From then on, any small problems we had in our relationship became big problems. She made no secret of the fact that she didn’t trust me anymore, and subtle hints of accusation that I was having an affair with one of my few non-believer confidants came up far too often. Especially since I wasn’t there anymore, rumors about me spread throughout the church, specifically that I was gay and that’s why I left the faith. Adrienne of course heard all this, and when she told me about it, I couldn’t help but laugh! She, though, wasn’t laughing. Naturally, she saw how ridiculous this all was, so why not laugh a little bit about it? But no, she didn’t see it that way. She told me that she wasn’t sure whether or not it was true. That should give a fair illustration of how much she felt she didn’t know me anymore, and how little trust she had in me.

If nothing else, I took communion
one last time, and I received it from
my dad. It felt a fitting send off.

Our marriage hobbled along the next several months. We saw a couple’s therapist once, but that didn’t last long. I even agreed to go back to church one more time, a kind of last-ditch-effort to see if I couldn’t be reminded of what it was I once felt. This was done more to appease her than anything else; there was basically zero-chance that I was going to learn anything new that would change my mind back again. I’m glad I went though. If nothing else, I took communion one last time, and I received it from my dad. It felt a fitting send off.

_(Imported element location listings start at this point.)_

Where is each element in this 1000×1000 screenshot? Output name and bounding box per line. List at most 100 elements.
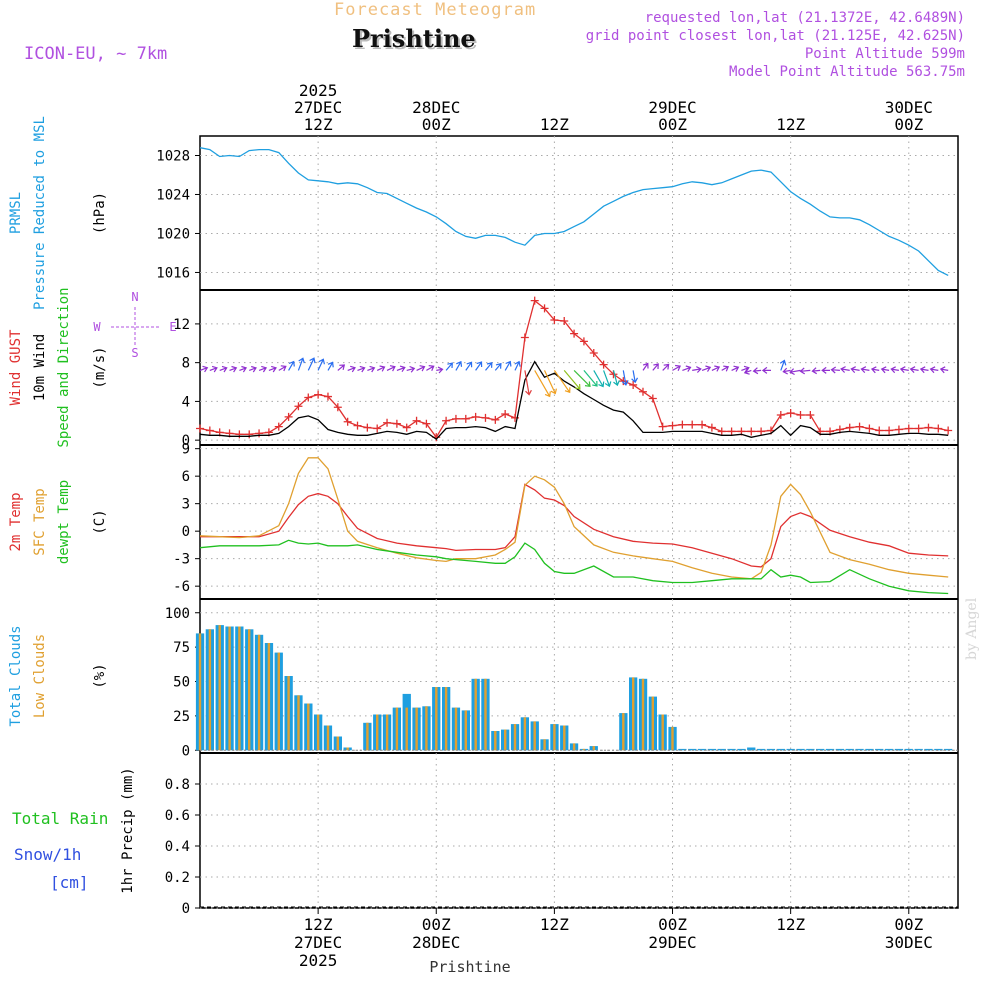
bottom-time-label: 12Z [304,915,333,934]
grid-point-label: grid point closest lon,lat (21.125E, 42.… [585,28,965,44]
total-cloud-bar [766,748,776,751]
wind-direction-arrow [386,365,396,372]
bottom-time-label: 00Z [422,915,451,934]
wind-gust-marker [196,424,204,433]
clouds-ylabel: (%) [92,663,108,688]
pressure-ylabel: PRMSL [8,192,24,234]
wind-direction-arrow [485,362,493,371]
total-cloud-bar [697,748,707,751]
wind-direction-arrow [652,363,659,371]
wind-direction-arrow [789,368,801,376]
wind-direction-arrow [239,365,248,373]
wind-gust-marker [944,426,953,435]
clouds-ylabel: Low Clouds [32,634,48,718]
wind-gust-marker [688,420,697,429]
wind-direction-arrow [603,370,612,388]
compass-cross [111,307,159,347]
wind-direction-arrow [455,360,463,371]
wind-gust-marker [786,409,795,418]
chart-subtitle: Forecast Meteogram [334,0,537,20]
wind-direction-arrow [919,366,929,374]
precip-ytick-label: 0.4 [165,839,190,855]
clouds-ytick-label: 0 [182,743,190,759]
wind-gust-marker [333,403,342,412]
wind-direction-arrow [929,366,939,374]
low-cloud-bar [572,743,576,751]
temperature-ylabel: 2m Temp [8,492,24,551]
bottom-time-label: 00Z [894,915,923,934]
plot-frame [199,135,959,909]
low-cloud-bar [198,633,202,751]
low-cloud-bar [277,652,280,751]
low-cloud-bar [415,707,418,751]
wind-direction-arrow [593,370,605,388]
pressure-ytick-label: 1028 [156,148,190,164]
low-cloud-bar [208,629,212,751]
wind-direction-arrow [711,365,721,372]
wind-direction-arrow [416,365,426,372]
wind-gust-marker [461,414,470,423]
total-cloud-bar [914,748,923,751]
wind-gust-marker [934,424,943,433]
low-cloud-bar [622,713,625,751]
wind-gust-marker [383,418,392,427]
temperature-ytick-label: 0 [182,524,190,540]
precip-ytick-label: 0 [182,901,190,917]
wind-gust-marker [885,426,894,435]
wind-direction-arrow [524,370,532,396]
wind-gust-marker [707,423,716,432]
wind-gust-marker [678,420,687,429]
low-cloud-bar [316,714,320,751]
wind-gust-marker [560,317,569,325]
wind-direction-arrow [534,370,551,398]
wind-gust-marker [806,410,815,419]
wind-gust-marker [570,329,579,338]
low-cloud-bar [533,721,536,751]
wind-direction-arrow [543,370,557,395]
low-cloud-bar [553,724,556,751]
wind-ylabel: Wind GUST [8,329,24,405]
wind-direction-arrow [743,368,752,375]
wind-gust-marker [491,415,500,424]
wind-gust-marker [255,429,264,438]
wind-gust-marker [402,423,411,432]
precip-ylabel: 1hr Precip (mm) [120,767,136,893]
wind-gust-marker [451,414,460,423]
low-cloud-bar [435,687,438,751]
low-cloud-bar [661,714,664,751]
wind-direction-arrow [761,366,771,374]
wind-ylabel: Speed and Direction [56,287,72,447]
low-cloud-bar [405,707,408,751]
wind-gust-marker [363,423,372,432]
wind-direction-arrow [327,361,334,371]
wind-direction-arrow [278,365,287,372]
top-time-label: 28DEC [412,98,460,117]
wind-gust-marker [776,410,785,419]
wind-direction-arrow [347,365,356,373]
bottom-time-label: 00Z [658,915,687,934]
wind-direction-arrow [288,360,295,371]
wind-gust-marker [845,423,854,432]
wind-direction-arrow [229,365,238,373]
wind-gust-marker [412,416,421,425]
wind-ytick-label: 12 [173,317,190,333]
low-cloud-bar [287,676,290,751]
total-cloud-bar [894,748,904,751]
temperature-ytick-label: 9 [182,442,190,458]
wind-gust-marker [205,426,214,435]
bottom-time-label: 12Z [776,915,805,934]
low-cloud-bar [248,629,251,751]
low-cloud-bar [651,696,654,751]
low-cloud-bar [641,678,645,751]
wind-direction-arrow [880,366,890,374]
pressure-ytick-label: 1016 [156,265,190,281]
wind-ytick-label: 4 [182,394,190,410]
temperature-ylabel: (C) [92,509,108,534]
model-altitude-label: Model Point Altitude 563.75m [728,64,965,80]
total-cloud-bar [717,748,726,751]
total-cloud-bar [816,748,825,751]
low-cloud-bar [454,707,458,751]
wind-gust-marker [894,425,903,434]
wind-gust-marker [924,423,933,432]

The end didn’t happen until October, when the topic of children came up again. Especially prior to my apostasy, talk of kids wasn’t uncommon at all. This time, though, we spoke in terms of how these children would be raised. I knew full well that she would insist the kids attend church, and that was non-negotiable. Having grown up in the church, I didn’t even have to ask. But she told me anyway. So I simply said that these kids will someday ask why I don’t go to church, and at that time, I will have to honestly tell them why I don’t. But even this was too much for her to bend on. Faced with living a miserable existence with a woman who hates me and would require that I lie to our future children about who their father is in order for her to make them hate me just as much, I told her that we needed to get a divorce.

We’ve lost touch since the divorce finalized. I still run into a couple of her siblings on occasion, and I’ve learned that she’s since remarried. No word as to whether she has kids, but she’ll no doubt do better on that front with her new husband than she would’ve with me.

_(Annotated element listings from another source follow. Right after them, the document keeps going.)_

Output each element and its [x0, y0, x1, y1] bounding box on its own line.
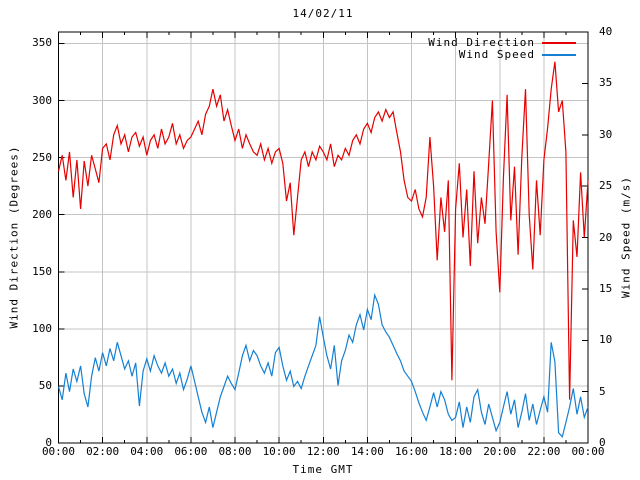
legend-label-wind-speed: Wind Speed — [458, 48, 535, 61]
y-right-tick-label: 5 — [599, 384, 606, 398]
x-tick-label: 04:00 — [130, 445, 164, 458]
x-tick-label: 16:00 — [394, 445, 429, 458]
series-line-wind-direction — [57, 61, 589, 400]
y-right-tick-label: 10 — [599, 333, 613, 347]
x-tick-label: 02:00 — [86, 445, 120, 458]
chart-title: 14/02/11 — [292, 7, 354, 20]
x-tick-label: 12:00 — [306, 445, 340, 458]
y-axis-left-title: Wind Direction (Degrees) — [7, 145, 21, 329]
y-left-tick-label: 100 — [32, 321, 52, 335]
y-left-tick-label: 200 — [32, 207, 52, 221]
x-tick-label: 06:00 — [174, 445, 208, 458]
series-line-wind-speed — [57, 292, 589, 439]
y-right-tick-label: 25 — [599, 179, 613, 193]
y-right-tick-label: 40 — [599, 25, 613, 38]
legend-line-sample-speed — [542, 54, 576, 56]
y-left-tick-label: 0 — [45, 436, 52, 449]
x-tick-label: 20:00 — [483, 445, 517, 458]
x-tick-label: 22:00 — [527, 445, 561, 458]
x-tick-label: 00:00 — [571, 445, 605, 458]
legend-entry-wind-direction: Wind Direction — [300, 37, 576, 49]
x-tick-label: 00:00 — [41, 445, 76, 458]
legend-entry-wind-speed: Wind Speed — [300, 49, 576, 61]
legend-line-sample-direction — [542, 42, 576, 44]
y-right-tick-label: 35 — [599, 76, 613, 90]
x-tick-label: 18:00 — [439, 445, 473, 458]
legend-label-wind-direction: Wind Direction — [428, 36, 535, 49]
y-left-tick-label: 250 — [32, 150, 52, 164]
y-right-tick-label: 15 — [599, 281, 613, 295]
x-tick-label: 08:00 — [218, 445, 252, 458]
y-right-tick-label: 20 — [599, 230, 613, 244]
y-left-tick-label: 150 — [32, 264, 52, 278]
x-axis-title: Time GMT — [292, 463, 354, 476]
y-left-tick-label: 300 — [32, 93, 52, 107]
x-tick-label: 10:00 — [262, 445, 296, 458]
y-right-tick-label: 0 — [599, 436, 606, 449]
y-right-tick-label: 30 — [599, 127, 613, 141]
y-left-tick-label: 350 — [32, 36, 52, 50]
x-tick-label: 14:00 — [350, 445, 384, 458]
y-left-tick-label: 50 — [38, 378, 52, 392]
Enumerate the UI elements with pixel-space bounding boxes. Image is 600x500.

It’s funny what a little bit of spring air will remind you of.

5 thoughts on “Confessions of (non)faith

  1. Being raised in a family where my mother attended your former church and my father didn’t it was never kept from me why my dad didn’t attend our church. That part of your story was unique to your former relationship as far as I know. I’m really glad you are happy with your current life regardless of what you choose to believe.


  2. I didn’t know your dad was a Pastor. Apostolic? Did you say he was baptist until he converted? Do you know how these Apostolics viewed baptists? I knew of some sects that believed they (certain apostolic) could be the only Christians ( had to do something with the laying on of hands) . I remember my dad talking about how going to a movie theater was a scary proposition for him the first time he went.
    He had a cousin who was raised stricter, and was forbidden to twirl her baton because it was”worldly “. (In fact, I thought of her while watching the Zombie Prom when the character played by your friend had her baton confiscated by the principal-it struck my funny bone in a certain way I am not sure others would get.)


    1. There are a lot of different Apostolic Lutheran sects around, each of varying degrees of, I dunno, severity. Whereas the church in which I grew up was very strict on certain elements of the theology, we weren’t prevented from going to the movie theater. We had televisions at home, etc. I know that some Apostolics didn’t though.